Similar scenes are playing out across Pakistan. In Lahore, the second-largest city after Karachi, things are “dry, dry, dry,” said Daud.
“The hotels are closed, so there’s no place to get local booze,” said the lawyer, who also asked AFP not to use his real name.
In Pakistan, home to about 215 million people – 97 percent of whom are Muslim – only a minority is thought to drink, but this includes the elites who can afford to buy imported alcohol.
“For Muslims in Pakistan, drinking alcohol is prohibited and talking about it is taboo,” Pakistani novelist Mohammed Hanif once wrote in a column in the New York Times.
“Drinking and denying it is the oldest cocktail in the country.”
Ramadan closures
The stigma is particularly intense during Ramadan, when Pakistan’s few liquor stores are closed.
The largest legal supplier of alcohol is the Murree Brewery, in the garrison city of Rawalpindi, a legacy of the British Raj that produces a range of beers and spirits catering to Pakistan’s “non-Muslims” and foreign residents.
“Normally, we still manage to get what we are looking for.
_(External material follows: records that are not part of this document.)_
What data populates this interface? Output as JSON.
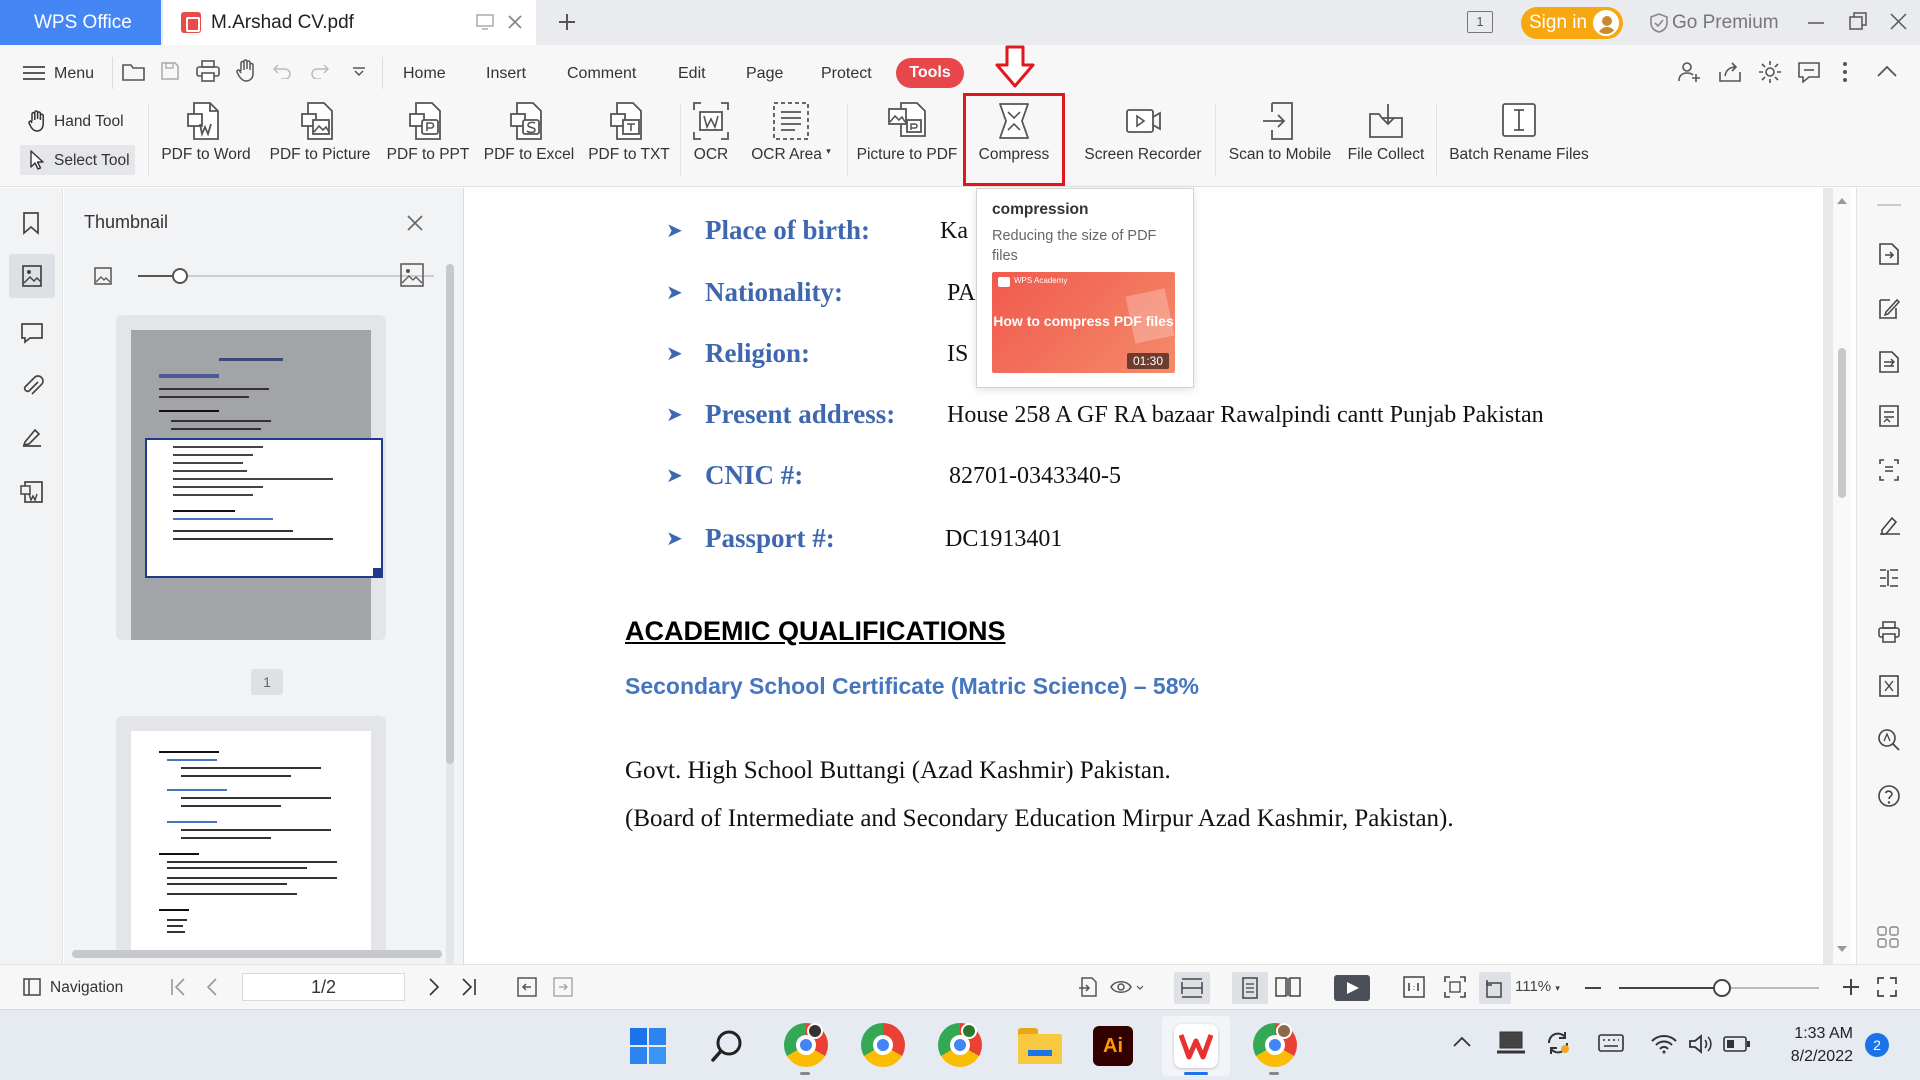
{
  "titlebar": {
    "app_tab": "WPS Office",
    "doc_tab": "M.Arshad CV.pdf",
    "page_indicator": "1",
    "sign_in": "Sign in",
    "go_premium": "Go Premium"
  },
  "menubar": {
    "menu_label": "Menu",
    "tabs": [
      "Home",
      "Insert",
      "Comment",
      "Edit",
      "Page",
      "Protect",
      "Tools"
    ],
    "active_tab": "Tools"
  },
  "ribbon": {
    "hand_tool": "Hand Tool",
    "select_tool": "Select Tool",
    "buttons": [
      "PDF to Word",
      "PDF to Picture",
      "PDF to PPT",
      "PDF to Excel",
      "PDF to TXT",
      "OCR",
      "OCR Area",
      "Picture to PDF",
      "Compress",
      "Screen Recorder",
      "Scan to Mobile",
      "File Collect",
      "Batch Rename Files"
    ]
  },
  "tooltip": {
    "title": "compression",
    "description": "Reducing the size of PDF files",
    "video_brand": "WPS Academy",
    "video_title": "How to compress PDF files",
    "video_duration": "01:30"
  },
  "thumbnail_panel": {
    "title": "Thumbnail",
    "page1_label": "1"
  },
  "document": {
    "fields": [
      {
        "label": "Place of birth:",
        "value": "Ka"
      },
      {
        "label": "Nationality:",
        "value": "PA"
      },
      {
        "label": "Religion:",
        "value": "IS"
      },
      {
        "label": "Present address:",
        "value": "House 258 A GF RA bazaar Rawalpindi cantt Punjab Pakistan"
      },
      {
        "label": "CNIC #:",
        "value": "82701-0343340-5"
      },
      {
        "label": "Passport #:",
        "value": "DC1913401"
      }
    ],
    "section_heading_1": "ACADEMIC",
    "section_heading_2": "QUALIFICATIONS",
    "subheading": "Secondary School Certificate (Matric Science) – 58%",
    "line1": "Govt. High School Buttangi (Azad Kashmir) Pakistan.",
    "line2": "(Board of Intermediate and Secondary Education Mirpur Azad Kashmir, Pakistan)."
  },
  "statusbar": {
    "navigation": "Navigation",
    "page_field": "1/2",
    "zoom": "111%"
  },
  "taskbar": {
    "time": "1:33 AM",
    "date": "8/2/2022",
    "notification_count": "2"
  },
  "colors": {
    "accent_blue": "#4486f4",
    "tools_red": "#e7464a",
    "highlight_red": "#e0171f",
    "signin_orange": "#f7a70f",
    "doc_label_blue": "#3f67b0"
  }
}
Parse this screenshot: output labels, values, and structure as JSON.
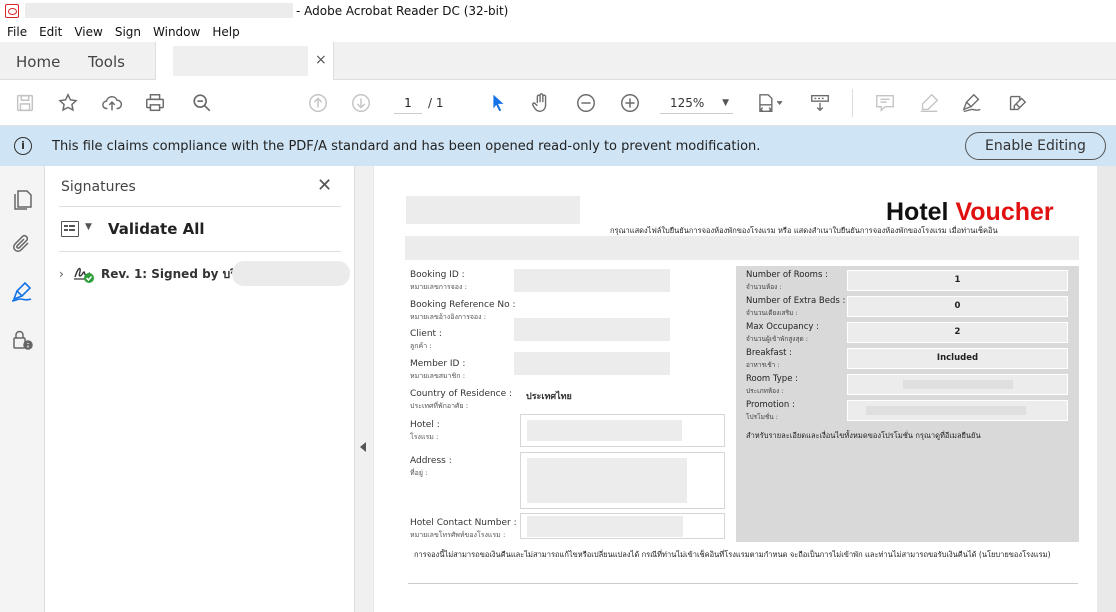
{
  "window": {
    "title": "- Adobe Acrobat Reader DC (32-bit)"
  },
  "menu": {
    "items": [
      "File",
      "Edit",
      "View",
      "Sign",
      "Window",
      "Help"
    ]
  },
  "tabs": {
    "home": "Home",
    "tools": "Tools",
    "close": "×"
  },
  "toolbar": {
    "page_current": "1",
    "page_total": "/ 1",
    "zoom": "125%",
    "icons": [
      "save-icon",
      "star-icon",
      "upload-icon",
      "print-icon",
      "zoom-search-icon",
      "page-up-icon",
      "page-down-icon",
      "select-arrow-icon",
      "hand-icon",
      "zoom-out-icon",
      "zoom-in-icon",
      "fit-page-icon",
      "scroll-mode-icon",
      "comment-icon",
      "highlight-icon",
      "sign-icon",
      "fill-sign-icon"
    ]
  },
  "infobar": {
    "message": "This file claims compliance with the PDF/A standard and has been opened read-only to prevent modification.",
    "button": "Enable Editing"
  },
  "signatures": {
    "title": "Signatures",
    "validate_all": "Validate All",
    "revision": "Rev. 1: Signed by บริษัท"
  },
  "voucher": {
    "title_black": "Hotel",
    "title_red": "Voucher",
    "subtitle": "กรุณาแสดงไฟล์ใบยืนยันการจองห้องพักของโรงแรม หรือ แสดงสำเนาใบยืนยันการจองห้องพักของโรงแรม เมื่อท่านเช็คอิน",
    "left_fields": [
      {
        "label": "Booking ID :",
        "sub": "หมายเลขการจอง :"
      },
      {
        "label": "Booking Reference No :",
        "sub": "หมายเลขอ้างอิงการจอง :"
      },
      {
        "label": "Client :",
        "sub": "ลูกค้า :"
      },
      {
        "label": "Member ID :",
        "sub": "หมายเลขสมาชิก :"
      },
      {
        "label": "Country of Residence :",
        "sub": "ประเทศที่พักอาศัย :"
      },
      {
        "label": "Hotel :",
        "sub": "โรงแรม :"
      },
      {
        "label": "Address :",
        "sub": "ที่อยู่ :"
      },
      {
        "label": "Hotel Contact Number :",
        "sub": "หมายเลขโทรศัพท์ของโรงแรม :"
      }
    ],
    "country_value": "ประเทศไทย",
    "right_fields": [
      {
        "label": "Number of Rooms :",
        "sub": "จำนวนห้อง :",
        "value": "1"
      },
      {
        "label": "Number of Extra Beds :",
        "sub": "จำนวนเตียงเสริม :",
        "value": "0"
      },
      {
        "label": "Max Occupancy :",
        "sub": "จำนวนผู้เข้าพักสูงสุด :",
        "value": "2"
      },
      {
        "label": "Breakfast :",
        "sub": "อาหารเช้า :",
        "value": "Included"
      },
      {
        "label": "Room Type :",
        "sub": "ประเภทห้อง :",
        "value": ""
      },
      {
        "label": "Promotion :",
        "sub": "โปรโมชั่น :",
        "value": ""
      }
    ],
    "promo_note": "สำหรับรายละเอียดและเงื่อนไขทั้งหมดของโปรโมชั่น กรุณาดูที่อีเมลยืนยัน",
    "footer_note": "การจองนี้ไม่สามารถขอเงินคืนและไม่สามารถแก้ไขหรือเปลี่ยนแปลงได้ กรณีที่ท่านไม่เข้าเช็คอินที่โรงแรมตามกำหนด จะถือเป็นการไม่เข้าพัก และท่านไม่สามารถขอรับเงินคืนได้ (นโยบายของโรงแรม)"
  }
}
But this year, it has become very complicated,” said Hassan, a thirty-something banker living in Islamabad.
Ramadan this year came just as Pakistan was locked down in a bid to slow the spread of Covid-19, which has killed at least 585 people across the country with numbers rising daily.
Because of the pandemic, air travel into Pakistan has stopped, and with it the flow of passengers bringing in duty-free booze.
For the last month and a half, the Murree Brewery, like many other manufacturers, was forced to halt production. Instead of producing drinks, Murree is now using alcohol to make hand sanitiser.
Isphanyar Bhandara, Murree’s chief executive, said Pakistan’s alcohol shortage means drinkers are being forced to source home-made alternatives that are frequently unsafe.
“The only people who are thriving are the ones who already have imported alcohol in their stores and are selling them at jacked-up prices,” Bhandara said.
“The other beneficiaries are the murderous people who are making home-made alcohol with low quality which is making poor people die.”
In April, at least 29 people died after drinking bootleg liquor, according to an AFP tally.
Booze history
Imported whisky of only average quality nowadays fetches about $100 a bottle, compared to about $60 this time last year, according to several smugglers and buyers.
Booze has a deep history in the country, from the country’s revered founder Muhammad Ali Jinnah who was said to enjoy spirits to military dictator Pervez Musharraf’s love of whisky.
Alcohol was legal for all Pakistanis to purchase until 1977, when then prime minister Zulfikar Ali Bhutto banned its sale in an attempt to fend off right-wing Islamist parties.
A senior police official said underground sales persist, with bottles smuggled into Pakistan through sparsely populated areas on the south coast.
“Busting Pakistan’s liquor market is quite a task as the elite of the country makes the essential consumers,” the official said.
Faced with so many obstacles and a month of sobriety, Daud, the lawyer in Lahore, said in the absence of booze he is smoking more hashish, which is produced in large quantities in northwest Pakistan.
“My dealer still delivers to my house,” Daud said. “It’s just a lot easier.”